I grew up in Los Angeles. This city is obtuse, like jazz, classical, and black metal. It's difficult to get a conceptual hold. People who just moved here will probably disagree with that statement because they live in Silver Lake or Los Feliz or Downtown, all of which have their own twenty-year-old ecosystems that are, fundamentally, trying very hard not to be boring. It is impossible to consider certain aspects of life when it remains perpetually dynamic. One boring day, my dad's friend took us to Philippe's the Home of the Original French Dip Sandwich. When you grow up on the West side you seldom go Downtown.
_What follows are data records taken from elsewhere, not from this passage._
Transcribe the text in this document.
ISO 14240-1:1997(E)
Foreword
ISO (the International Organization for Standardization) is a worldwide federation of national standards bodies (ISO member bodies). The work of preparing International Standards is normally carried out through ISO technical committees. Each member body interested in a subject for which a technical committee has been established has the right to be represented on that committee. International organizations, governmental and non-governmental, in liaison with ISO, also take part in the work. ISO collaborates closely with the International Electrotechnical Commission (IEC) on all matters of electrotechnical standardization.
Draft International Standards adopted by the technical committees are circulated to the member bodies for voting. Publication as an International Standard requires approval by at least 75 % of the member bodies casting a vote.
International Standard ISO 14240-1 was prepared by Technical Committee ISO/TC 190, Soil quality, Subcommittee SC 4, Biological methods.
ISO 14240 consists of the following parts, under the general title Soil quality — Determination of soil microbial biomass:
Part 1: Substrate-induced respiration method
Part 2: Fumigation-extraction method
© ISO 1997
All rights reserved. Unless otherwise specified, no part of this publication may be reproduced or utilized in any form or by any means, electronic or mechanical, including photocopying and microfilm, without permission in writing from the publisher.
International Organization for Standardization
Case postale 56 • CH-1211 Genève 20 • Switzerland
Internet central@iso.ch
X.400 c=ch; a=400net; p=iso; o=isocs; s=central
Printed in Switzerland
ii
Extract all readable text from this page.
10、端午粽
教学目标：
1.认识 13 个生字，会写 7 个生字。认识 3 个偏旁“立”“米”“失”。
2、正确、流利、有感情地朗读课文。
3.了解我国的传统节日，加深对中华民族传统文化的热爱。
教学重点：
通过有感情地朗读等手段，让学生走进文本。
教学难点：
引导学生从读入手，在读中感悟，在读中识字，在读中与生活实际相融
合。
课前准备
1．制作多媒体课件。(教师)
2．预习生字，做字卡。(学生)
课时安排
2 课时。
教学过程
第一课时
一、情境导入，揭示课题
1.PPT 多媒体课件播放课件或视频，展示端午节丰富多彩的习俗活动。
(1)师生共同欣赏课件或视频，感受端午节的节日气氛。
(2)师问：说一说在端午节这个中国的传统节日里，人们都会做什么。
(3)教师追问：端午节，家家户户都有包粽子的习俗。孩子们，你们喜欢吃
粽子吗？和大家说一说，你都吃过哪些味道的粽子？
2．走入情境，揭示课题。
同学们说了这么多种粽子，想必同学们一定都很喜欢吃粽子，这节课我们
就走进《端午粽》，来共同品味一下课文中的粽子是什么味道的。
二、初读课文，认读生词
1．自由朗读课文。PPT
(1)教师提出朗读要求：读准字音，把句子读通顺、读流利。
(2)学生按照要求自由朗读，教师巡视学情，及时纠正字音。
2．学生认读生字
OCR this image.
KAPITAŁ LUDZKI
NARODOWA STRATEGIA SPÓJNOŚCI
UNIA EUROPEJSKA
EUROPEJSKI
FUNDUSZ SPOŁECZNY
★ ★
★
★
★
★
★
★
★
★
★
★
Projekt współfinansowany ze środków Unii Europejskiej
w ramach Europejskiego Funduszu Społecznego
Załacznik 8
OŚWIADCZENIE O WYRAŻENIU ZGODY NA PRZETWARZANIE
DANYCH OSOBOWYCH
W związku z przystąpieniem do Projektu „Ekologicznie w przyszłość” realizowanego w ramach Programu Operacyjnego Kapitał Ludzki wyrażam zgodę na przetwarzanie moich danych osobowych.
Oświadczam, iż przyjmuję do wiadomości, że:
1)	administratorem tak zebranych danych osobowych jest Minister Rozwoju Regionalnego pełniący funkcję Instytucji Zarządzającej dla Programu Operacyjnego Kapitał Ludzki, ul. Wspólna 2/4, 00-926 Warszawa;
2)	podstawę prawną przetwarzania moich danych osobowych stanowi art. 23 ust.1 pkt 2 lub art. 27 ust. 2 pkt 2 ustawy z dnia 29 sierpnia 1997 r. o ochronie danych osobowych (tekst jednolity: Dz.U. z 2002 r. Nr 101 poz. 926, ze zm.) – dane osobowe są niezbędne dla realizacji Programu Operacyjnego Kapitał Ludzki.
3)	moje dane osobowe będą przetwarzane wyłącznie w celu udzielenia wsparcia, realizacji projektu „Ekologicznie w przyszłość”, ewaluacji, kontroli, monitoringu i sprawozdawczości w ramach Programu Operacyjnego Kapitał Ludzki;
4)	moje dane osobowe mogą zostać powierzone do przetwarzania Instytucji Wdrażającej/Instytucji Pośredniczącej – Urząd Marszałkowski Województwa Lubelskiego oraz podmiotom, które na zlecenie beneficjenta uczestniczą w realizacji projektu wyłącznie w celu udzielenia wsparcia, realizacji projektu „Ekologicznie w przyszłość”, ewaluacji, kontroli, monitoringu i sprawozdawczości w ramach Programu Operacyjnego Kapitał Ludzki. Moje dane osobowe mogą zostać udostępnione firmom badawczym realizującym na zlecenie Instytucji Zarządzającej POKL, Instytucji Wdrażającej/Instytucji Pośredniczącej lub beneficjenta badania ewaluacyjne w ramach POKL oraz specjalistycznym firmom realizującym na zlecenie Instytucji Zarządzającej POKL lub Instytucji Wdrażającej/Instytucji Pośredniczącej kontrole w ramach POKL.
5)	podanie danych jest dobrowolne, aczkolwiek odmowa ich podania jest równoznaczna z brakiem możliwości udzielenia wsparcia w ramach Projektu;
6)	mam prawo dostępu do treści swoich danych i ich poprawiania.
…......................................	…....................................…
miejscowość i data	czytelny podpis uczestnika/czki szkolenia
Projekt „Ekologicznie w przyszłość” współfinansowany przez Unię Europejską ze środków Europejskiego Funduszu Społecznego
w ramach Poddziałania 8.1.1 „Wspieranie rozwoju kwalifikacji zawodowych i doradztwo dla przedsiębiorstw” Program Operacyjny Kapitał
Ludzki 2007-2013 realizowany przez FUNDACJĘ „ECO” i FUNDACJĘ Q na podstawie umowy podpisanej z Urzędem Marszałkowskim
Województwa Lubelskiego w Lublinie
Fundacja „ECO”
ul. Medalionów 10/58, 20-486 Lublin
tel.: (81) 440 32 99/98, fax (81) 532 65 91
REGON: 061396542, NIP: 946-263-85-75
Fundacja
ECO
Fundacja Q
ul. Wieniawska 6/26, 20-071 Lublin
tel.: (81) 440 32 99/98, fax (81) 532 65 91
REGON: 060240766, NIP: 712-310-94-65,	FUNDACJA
There used to be nothing there, just artifacts like Philippe's. It's a different atmosphere now. Back then I recognized the spirit of Philippe's, the city it represented. I remembered it from black and white movies, Chinatown, and Roger Rabbit. Noir. You can make an argument against that, you can say it’s French or something, but Noir is an ideal pair of glasses to wear in Los Angeles, a desert paradise of corruption on a permanent slow burn. And The Black Saint and the Sinner Lady is the soundtrack to that city. A city where Protestant drunks in the Los Angeles Country Club harass Filipino waitresses, desperate women race their nine-elevens around Mulholland, the city where James Ellroy lives. I wouldn't have that magic rotting oasis without black metal, Noir, or Mr. Mingus. It's a nice place to visit when the sunshine gets too bright.